Philadelphia Phillies fans endured a brutal rebuilding season in 2017. Their young troupe of ball players were barely recognized outside of southeast Pennsylvania. But they played, and they gained valuable experience.
Along the way, more than a few showed flashes of promise. Some writers compared them to the Cubs and Astros of a few years back. Maybe next year the hitters will become more patient and the pitchers will master their third pitch. Then the Phillies can plan their World Series Victory Parade, too.
2018 was never supposed to be that year. The plan appeared to target 2019 or later as their golden moment. Even that plan relied on something only partially in their control: convincing Bryce Harper to join them as a free agent.
This season, the team hopes to show enough promise to convince all the top 2019 free agents that Philly is primed for future World Series glory. Carlos Santana in the middle of their lineup is an upgrade. Pat Neshek and Tommy Hunter are nice veterans to have in the bullpen.
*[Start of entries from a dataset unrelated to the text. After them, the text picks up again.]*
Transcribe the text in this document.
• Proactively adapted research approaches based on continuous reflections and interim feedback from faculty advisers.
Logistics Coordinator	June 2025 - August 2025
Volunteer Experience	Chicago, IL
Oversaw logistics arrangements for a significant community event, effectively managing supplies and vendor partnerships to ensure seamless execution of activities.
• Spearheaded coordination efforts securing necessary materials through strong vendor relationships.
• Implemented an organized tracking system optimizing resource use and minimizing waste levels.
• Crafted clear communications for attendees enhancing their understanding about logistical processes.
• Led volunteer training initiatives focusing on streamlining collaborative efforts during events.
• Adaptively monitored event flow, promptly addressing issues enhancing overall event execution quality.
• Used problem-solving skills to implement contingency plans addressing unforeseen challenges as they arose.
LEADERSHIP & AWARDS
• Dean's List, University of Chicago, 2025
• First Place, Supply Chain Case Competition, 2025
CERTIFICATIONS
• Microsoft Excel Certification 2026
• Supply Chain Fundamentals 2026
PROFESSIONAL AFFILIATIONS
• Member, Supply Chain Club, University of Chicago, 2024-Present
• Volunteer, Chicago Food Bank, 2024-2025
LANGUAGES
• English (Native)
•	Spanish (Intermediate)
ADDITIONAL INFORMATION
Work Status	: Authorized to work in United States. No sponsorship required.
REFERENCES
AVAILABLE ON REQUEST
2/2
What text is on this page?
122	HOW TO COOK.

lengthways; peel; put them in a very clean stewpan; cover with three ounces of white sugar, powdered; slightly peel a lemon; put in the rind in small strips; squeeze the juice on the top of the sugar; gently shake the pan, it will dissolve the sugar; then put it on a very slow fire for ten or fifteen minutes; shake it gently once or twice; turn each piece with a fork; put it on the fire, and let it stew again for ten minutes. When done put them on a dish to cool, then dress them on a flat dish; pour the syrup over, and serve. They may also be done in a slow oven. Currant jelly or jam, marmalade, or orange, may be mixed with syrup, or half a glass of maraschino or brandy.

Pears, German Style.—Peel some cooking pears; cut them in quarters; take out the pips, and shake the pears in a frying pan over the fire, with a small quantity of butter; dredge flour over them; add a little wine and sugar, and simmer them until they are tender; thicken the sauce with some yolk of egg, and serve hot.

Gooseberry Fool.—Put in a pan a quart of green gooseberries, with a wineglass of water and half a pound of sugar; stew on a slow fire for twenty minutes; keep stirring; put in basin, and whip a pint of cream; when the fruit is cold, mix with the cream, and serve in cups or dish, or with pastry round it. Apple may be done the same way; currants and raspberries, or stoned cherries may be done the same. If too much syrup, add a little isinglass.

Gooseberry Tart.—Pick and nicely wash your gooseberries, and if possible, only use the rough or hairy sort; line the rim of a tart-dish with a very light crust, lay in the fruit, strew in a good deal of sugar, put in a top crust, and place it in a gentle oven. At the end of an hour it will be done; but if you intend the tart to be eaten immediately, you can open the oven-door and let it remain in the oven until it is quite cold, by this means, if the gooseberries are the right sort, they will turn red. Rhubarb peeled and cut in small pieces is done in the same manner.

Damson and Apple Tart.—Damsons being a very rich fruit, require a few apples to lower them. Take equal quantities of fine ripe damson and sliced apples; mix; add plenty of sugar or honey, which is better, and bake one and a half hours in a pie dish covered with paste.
Signing Jake Arrieta this week pushed the amount of offseason spending in Philadelphia over $165 million, second only to the Cubs. They might not be done, either. Rumors are flying of a second starting pitcher about to jump on to the Phillies wagon, possibly Alex Cobb or Jeremy Hellickson.
Philadelphia might not have gone into the off-season planning to sign this many free agents. The sluggish market kept Arrieta, as well as Cobb and Hellickson, available much longer than expected. It also created an environment for team-friendly contracts.
Certainly, if the Phillies are going to attract Harper and other free agents next season, they must show significant progress from the 66-win effort of 2017. When another team in your division can place all but one starting pitcher and one position player on the disabled list and still win four more games like the Mets did, there is room for improvement.
But neither of the Phillies' top two signings are likely to lift the team to great heights on their own. They are good veteran players with solid numbers over the years, but their biggest impact may be in developing their new teammates.
Carlos Santana is not Giancarlo Stanton or Bryce Harper. He will give the Phillies about 20-25 home runs and 80 RBI. Those are not team-carrying numbers. But he also brings a great example to the inexperienced batters in Philadelphia. He is patient.
No one in the American League had more walks over the past seven seasons than Carlos Santana. He works counts and can make pitchers crazy. The first request Santana made was to have free-swinging third baseman, Maikel Franco, shadow him throughout spring training.
Coach Gabe Kapler hopes all his young sluggers pay attention to Santana’s at bats. Even those who are already showing signs of mastering a professional approach, like Rhys Hoskins, could accelerate their progress watching and listening to Santana.
Aaron Nola and Jake Arrieta could be a powerful one-two punch at the top of the pitching rotation. But since his 2015 Cy Young campaign, Arrieta’s numbers have slipped a bit. He was 14-10 last season with a 3.53 ERA. That’s not bad, but it is the highest ERA and the most losses suffered since his first full season in Chicago (2014).
His strikeout rate remained mostly consistent, but two numbers did drop significantly. They may explain why the Cubs were not willing to sign their former star to a multi-year contract. First, Arrieta’s fastball averaged around 91 miles per hour in 2017. That is two miles less than the previous season.
The other number that dropped was innings per game. Arrieta stayed on the mound for 5.2 innings on average last season. Over the previous three years, he averaged 6.2. In today’s version of Major League Baseball, 5.2 innings per game is not the worst thing to worry about, but 6.2 is a much happier number.
Arrieta is still an excellent pitcher. He also has the smarts to make mid-career changes that will extend his career. He is another good personality and works hard at his craft. Working through any issues in front of the Phillies’ young staff can only benefit them in the long run.
But a second Cy Young Award as a Philly seems unlikely.
Philadelphia is a much better team. Besides the new additions, their talented base has another year of experience to draw on. Atlanta is also rebuilding with youth, but they have dropped behind the Phillies in 2018 projections. Florida is in the messy early stages of a rebuild and should have a comfortable hold on fifth place.
New York must stay healthy to be any threat to the Nationals. It would not take many Mets injuries to put second place within reach of Philadelphia. With the Nationals’ loaded lineup and pitching rotation, that is probably the highest aspiration attainable for the 2018 Phillies.
Milwaukee seems serious about challenging the Cubs and Cardinals for playoff slots. However, both wild cards could come from the West again. San Diego is better, and San Francisco did not take last year’s embarrassment lightly. They put themselves back into the playoff discussion with their offseason moves.
My early projection has the Giants and Rockies joining the Dodgers, Cubs, and Nationals in the NL playoffs. In Philadelphia, the outlook is bright, but they’re still waiting ‘til next year.